Choix difficile pour l’exemple tant certaines bandes originales sont devenues cultissimes : la série des Angélique ; les OSS 117 ; les Fantômas ; Mélodie en sous-sol, Les Barbouzes ; Les Tontons flingueurs, Le repos du guerrier, Belle de jour, Le vice et la vertu ; Compartiment tueurs , Galia ; Moi y en a vouloir des sous, Les Chinois à Paris, Tout le monde il est beau, tout le monde il est gentil, etc. Tous les styles y passaient, du symphonique au jazz, du rock à la pop, avec une remarquable intelligence musicale.
En 1962, il acheta le château d'Hérouville (Val d'Oise) et, dans une aile, il stocka toutes les bandes originales de ses œuvres qui disparurent en fumée lors d’un incendie criminel en 1969. Une véritable catastrophe pour Magne qui n’en avait aucune copie et qui dut les recréer. Pour se faire, il lui fallait un outil de travail. Il installa alors un studio d'enregistrement professionnel et, pour l'exploiter commercialement, il fonda la Société d'Enregistrement Michel Magne. C’est ainsi qu’il inventa le concept de studio résidentiel où les musiciens vivent, mangent, dorment, et enregistrent, coupés du monde pendant des semaines, loin des pressions. Le succès fut énorme et parmi ceux qui y enregistrèrent un ou plusieurs albums : Canned Heat, Elton John, Cat Stevens, Pink Floyd, Magma, Eddy Mitchell, Nino Ferrer, David Bowie, et tellement d’autres. On imagine les concerts mémorables qui eurent ont lieu dans le parc de sa propriété.
Mais derrière cette réussite idyllique, se cachaient de sérieux problèmes de gestion. Sa générosité, l'accueil fastueux qu'il réservait aux artistes le conduisirent à la faillite. Contraint de céder le château (1979), il s'exila dans le sud de la France. De retour à Paris, il ne retrouva jamais son statut de grand compositeur de musique de films qui avait été le sien.

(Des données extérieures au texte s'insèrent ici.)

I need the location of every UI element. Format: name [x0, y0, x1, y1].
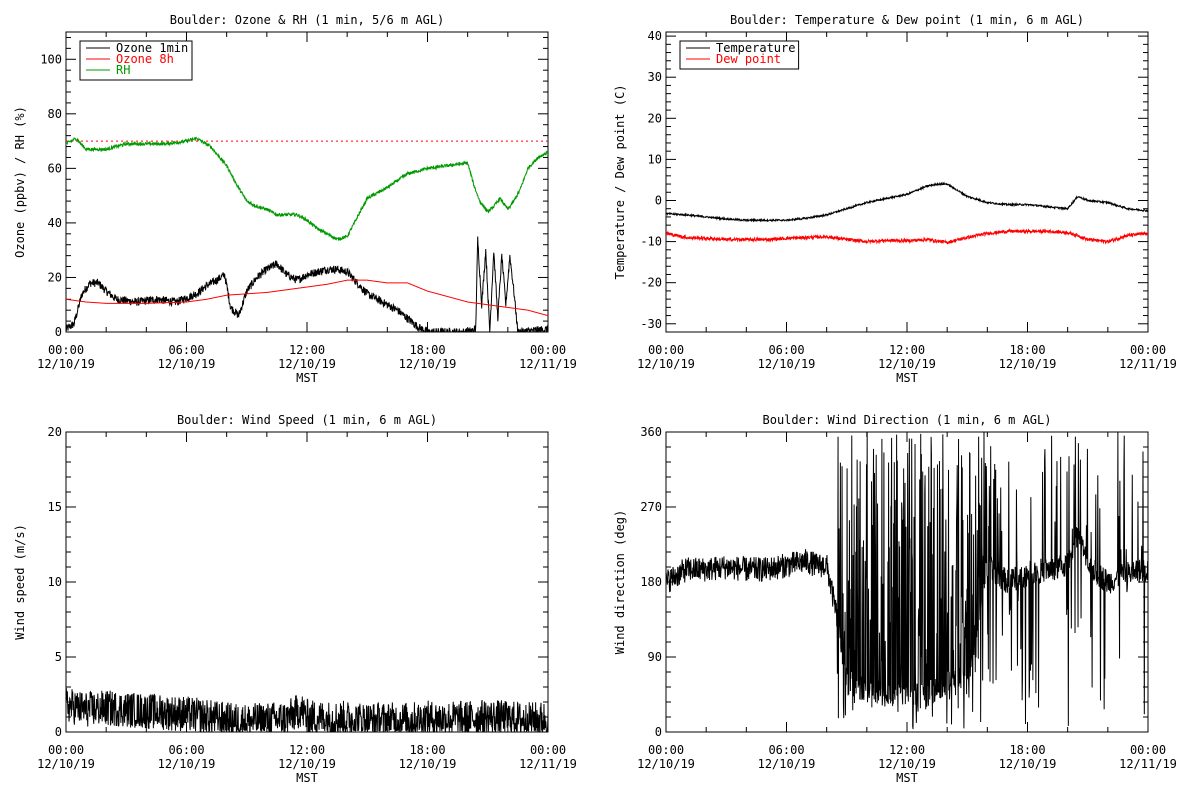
series-line-dew-point: [666, 227, 1148, 245]
x-tick-date: 12/10/19: [399, 757, 457, 771]
x-tick-date: 12/10/19: [37, 757, 95, 771]
y-tick-label: 80: [48, 107, 62, 121]
x-tick-time: 06:00: [168, 343, 204, 357]
x-tick-date: 12/10/19: [999, 357, 1057, 371]
y-tick-label: 180: [640, 575, 662, 589]
x-axis-label: MST: [296, 771, 318, 785]
y-tick-label: -30: [640, 317, 662, 331]
y-axis-label: Wind direction (deg): [613, 510, 627, 655]
x-tick-date: 12/10/19: [637, 357, 695, 371]
x-tick-time: 00:00: [1130, 343, 1166, 357]
series-line-data: [66, 688, 548, 732]
y-tick-label: 20: [48, 270, 62, 284]
y-tick-label: 60: [48, 161, 62, 175]
chart-ozone-rh: Boulder: Ozone & RH (1 min, 5/6 m AGL) 0 2…: [13, 13, 577, 385]
legend-label: Ozone 1min: [116, 41, 188, 55]
plot-frame: [665, 31, 1149, 333]
y-axis-label: Temperature / Dew point (C): [613, 84, 627, 279]
y-tick-label: 0: [55, 325, 62, 339]
y-tick-label: 270: [640, 500, 662, 514]
y-tick-label: 0: [55, 725, 62, 739]
chart-title: Boulder: Wind Direction (1 min, 6 m AGL): [763, 413, 1052, 427]
x-tick-time: 12:00: [289, 743, 325, 757]
y-tick-label: -20: [640, 276, 662, 290]
x-tick-time: 12:00: [289, 343, 325, 357]
x-tick-time: 06:00: [168, 743, 204, 757]
x-tick-date: 12/11/19: [519, 757, 577, 771]
x-tick-date: 12/10/19: [37, 357, 95, 371]
x-tick-date: 12/10/19: [999, 757, 1057, 771]
y-tick-label: -10: [640, 235, 662, 249]
chart-title: Boulder: Wind Speed (1 min, 6 m AGL): [177, 413, 437, 427]
x-tick-date: 12/11/19: [1119, 357, 1177, 371]
y-tick-label: 40: [648, 29, 662, 43]
legend-label: Temperature: [716, 41, 795, 55]
series-line-ozone-1min: [66, 236, 548, 332]
chart-temp-dew: Boulder: Temperature & Dew point (1 min,…: [613, 13, 1177, 385]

Ruminant cet échec, rongé par le sentiment d'avoir été injustement spolié d'une part essentielle de sa vie, il se suicida dans une chambre du Novotel de Pontoise.
Parmi les quelques B.O. qu’il signa encore dans les années 80, il y a celle des Misérables de Robert Hossein (1982) dans laquelle il composa le Requiem des barricades* qui accompagne un épisode tragique du film. Des destins foudroyés comme le sien. Il se dit qu’il pensa ce Requiem pour lui-même. Michel Magne n'a pas de tombe. Ses cendres reposent dans la case 1289 du columbarium du Père-Lachaise.
*Le requiem est de suite suivi du thème final, puis de celui de 1958 par Georges van Parys (1902-1971), autre grand compositeur.